‘Don’t Worry Darling,’ We’ll Explain That Twisted Ending And What It All Means

Warning: spoilers for Don’t Worry Darling ahead.

Despite all of the bizarre drama surrounding the movie (we don’t have to get into that again) Don’t Worry Darling is still an interesting movie with some classic twists and turns that are mostly redeemed by Florence Pugh’s performance. The movie quietly appeared on HBO Max this week, so maybe you decided to sit down and watch it before realizing that it’s a little hard to follow. It’s okay! A lot of people thought that! So here is a quick explainer of what exactly went down on the screen (if you want off-screen drama, here you go).

The movie follows Jack and Alice, (portrayed by Harry Styles and Pugh) a young married couple who live a picturesque life in some 1950s-adjacent utopia known as The Victory Project, where the husbands work and the wives survive on gossip, sex, and martinis. Alice begins to worry about her neighbor friend Margaret who seems to think that The Victory Project is not as perfect as it appears, though her claims are quickly dismissed by the men in the community.

But things get even stranger for Alice, who begins to hallucinate various scenes in a past life, while being constantly gaslighted by the men in the neighborhood. It’s revealed that The Victory Project is actually a simulation that Jack forced her into so they could have “the perfect life.” Jack claims that he did it for her, though it’s also revealed that he is just a Regular Unemployed Millennial who listens to podcasts and does not have a British accent, so he is clearly not the perfect husband that he appeared to be. Instead, he has Alice hooked up to wires (the technology is…unclear) in order to get her to play into his fantasy. The movie plays out a bit like a Matrix situation, though without Keanu Reeves, so it’s just not quite as good and the imagery is a little muddled. Still, it was certainly a twist!

Alice’s friend Bunny (director Olivia Wilde) says that she knows the world is a simulation, though she stays there so she can reunite with her kids, who have died in the “real world.” Alice is determined to get out of the simulation, and eventually strangles her husband before gasping awake. And that’s…it. So what does it mean?

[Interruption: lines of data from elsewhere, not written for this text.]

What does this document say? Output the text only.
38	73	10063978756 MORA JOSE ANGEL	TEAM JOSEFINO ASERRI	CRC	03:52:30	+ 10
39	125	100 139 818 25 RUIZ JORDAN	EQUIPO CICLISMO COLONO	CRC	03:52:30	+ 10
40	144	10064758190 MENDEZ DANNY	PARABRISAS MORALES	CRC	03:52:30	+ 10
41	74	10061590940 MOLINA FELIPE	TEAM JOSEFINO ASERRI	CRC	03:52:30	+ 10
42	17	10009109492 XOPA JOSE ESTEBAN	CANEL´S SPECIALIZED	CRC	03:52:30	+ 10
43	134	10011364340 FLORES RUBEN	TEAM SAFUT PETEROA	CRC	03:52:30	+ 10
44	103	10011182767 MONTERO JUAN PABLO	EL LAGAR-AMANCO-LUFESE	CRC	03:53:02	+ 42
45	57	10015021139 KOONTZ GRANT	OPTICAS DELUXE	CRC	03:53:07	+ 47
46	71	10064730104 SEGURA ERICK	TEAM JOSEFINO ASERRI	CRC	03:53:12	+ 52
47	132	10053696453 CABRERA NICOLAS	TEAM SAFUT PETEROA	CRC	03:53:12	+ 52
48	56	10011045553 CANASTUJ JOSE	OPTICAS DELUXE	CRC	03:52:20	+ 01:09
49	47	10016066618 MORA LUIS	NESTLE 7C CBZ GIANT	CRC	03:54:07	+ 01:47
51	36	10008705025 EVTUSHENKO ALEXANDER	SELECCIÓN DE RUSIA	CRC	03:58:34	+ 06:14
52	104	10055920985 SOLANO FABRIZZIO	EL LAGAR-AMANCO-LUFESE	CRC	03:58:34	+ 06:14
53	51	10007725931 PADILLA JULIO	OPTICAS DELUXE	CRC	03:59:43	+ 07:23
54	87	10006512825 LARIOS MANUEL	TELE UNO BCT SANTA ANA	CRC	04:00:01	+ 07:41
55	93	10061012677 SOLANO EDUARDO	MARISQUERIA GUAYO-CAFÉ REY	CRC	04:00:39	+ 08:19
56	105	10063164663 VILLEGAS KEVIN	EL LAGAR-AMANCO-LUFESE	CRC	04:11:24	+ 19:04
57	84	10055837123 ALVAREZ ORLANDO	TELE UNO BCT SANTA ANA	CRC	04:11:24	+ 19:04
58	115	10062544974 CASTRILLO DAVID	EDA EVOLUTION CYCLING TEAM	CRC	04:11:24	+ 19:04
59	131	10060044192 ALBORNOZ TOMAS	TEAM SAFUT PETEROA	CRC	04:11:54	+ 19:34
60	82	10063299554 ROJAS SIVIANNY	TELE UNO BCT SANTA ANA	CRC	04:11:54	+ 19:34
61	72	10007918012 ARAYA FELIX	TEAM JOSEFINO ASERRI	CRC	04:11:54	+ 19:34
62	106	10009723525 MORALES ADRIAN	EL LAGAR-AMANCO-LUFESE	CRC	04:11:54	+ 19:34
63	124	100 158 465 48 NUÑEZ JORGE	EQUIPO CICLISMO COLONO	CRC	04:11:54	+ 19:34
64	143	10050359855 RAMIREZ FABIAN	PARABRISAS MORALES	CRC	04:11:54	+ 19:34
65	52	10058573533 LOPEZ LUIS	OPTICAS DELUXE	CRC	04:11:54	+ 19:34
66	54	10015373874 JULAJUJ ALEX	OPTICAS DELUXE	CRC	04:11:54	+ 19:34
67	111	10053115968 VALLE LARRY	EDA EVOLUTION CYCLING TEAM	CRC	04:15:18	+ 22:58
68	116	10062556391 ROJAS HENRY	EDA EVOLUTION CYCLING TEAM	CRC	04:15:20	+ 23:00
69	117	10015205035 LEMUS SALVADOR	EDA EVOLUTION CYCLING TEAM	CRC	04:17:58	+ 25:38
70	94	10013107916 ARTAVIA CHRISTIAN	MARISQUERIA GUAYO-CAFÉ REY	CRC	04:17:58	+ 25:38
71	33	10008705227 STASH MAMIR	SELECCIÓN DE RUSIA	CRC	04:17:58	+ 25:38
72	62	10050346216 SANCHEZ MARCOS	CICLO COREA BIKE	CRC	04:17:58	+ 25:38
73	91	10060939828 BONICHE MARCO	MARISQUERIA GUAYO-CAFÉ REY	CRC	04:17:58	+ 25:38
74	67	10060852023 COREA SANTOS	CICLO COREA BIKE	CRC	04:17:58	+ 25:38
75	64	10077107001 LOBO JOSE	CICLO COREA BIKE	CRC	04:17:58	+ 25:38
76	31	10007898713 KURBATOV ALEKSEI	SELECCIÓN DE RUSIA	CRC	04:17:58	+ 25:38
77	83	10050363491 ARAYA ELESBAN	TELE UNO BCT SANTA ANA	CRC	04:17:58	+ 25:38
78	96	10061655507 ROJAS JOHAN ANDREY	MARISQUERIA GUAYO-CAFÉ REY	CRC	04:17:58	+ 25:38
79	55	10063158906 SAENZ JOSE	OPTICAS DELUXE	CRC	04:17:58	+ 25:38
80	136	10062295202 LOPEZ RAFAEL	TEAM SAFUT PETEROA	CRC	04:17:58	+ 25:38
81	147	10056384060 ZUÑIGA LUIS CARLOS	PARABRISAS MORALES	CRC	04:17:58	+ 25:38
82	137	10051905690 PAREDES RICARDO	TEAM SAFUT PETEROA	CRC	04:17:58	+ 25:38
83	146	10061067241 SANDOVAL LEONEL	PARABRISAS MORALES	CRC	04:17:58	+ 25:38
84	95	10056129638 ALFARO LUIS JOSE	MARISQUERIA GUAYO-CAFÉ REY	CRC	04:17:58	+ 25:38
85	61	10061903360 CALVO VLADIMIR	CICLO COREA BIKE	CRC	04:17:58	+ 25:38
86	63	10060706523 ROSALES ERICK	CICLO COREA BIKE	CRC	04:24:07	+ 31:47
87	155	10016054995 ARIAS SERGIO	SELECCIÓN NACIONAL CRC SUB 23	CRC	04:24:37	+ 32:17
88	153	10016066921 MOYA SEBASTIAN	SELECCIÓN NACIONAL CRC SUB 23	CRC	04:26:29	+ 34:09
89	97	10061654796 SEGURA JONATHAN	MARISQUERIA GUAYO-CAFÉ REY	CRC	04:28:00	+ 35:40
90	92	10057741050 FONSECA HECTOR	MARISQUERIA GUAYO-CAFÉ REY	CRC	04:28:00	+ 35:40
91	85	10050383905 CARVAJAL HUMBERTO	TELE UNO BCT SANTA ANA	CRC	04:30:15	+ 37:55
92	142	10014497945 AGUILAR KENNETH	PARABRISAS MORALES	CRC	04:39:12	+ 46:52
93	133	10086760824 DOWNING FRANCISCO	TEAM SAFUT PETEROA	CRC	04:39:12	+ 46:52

In the original ending, there is a newspaper clipping that shows Alice’s obituary, implying that Jack faked her death so that he could keep her away from her real life where she was a successful doctor. That bit was scrapped, so we don’t really know what happened between Jack and Alice in the “real” world.

It seems that Wilde was trying to make some sort of comment about abuse and relationships with controlling men, which is interesting since Shia LeBeouf was originally attached to star, though that clearly didn’t work out well. Wilde has since said that the Victory men are basically incels anyway, and the movie and its ending were supposed to highlight how dangerous they can be.

It’s unfortunate that the movie became overshadowed by, uh, a lot of stuff, because the movie definitely had some potential. Still, without Keanu Reeves, any type of simulation movie just feels empty!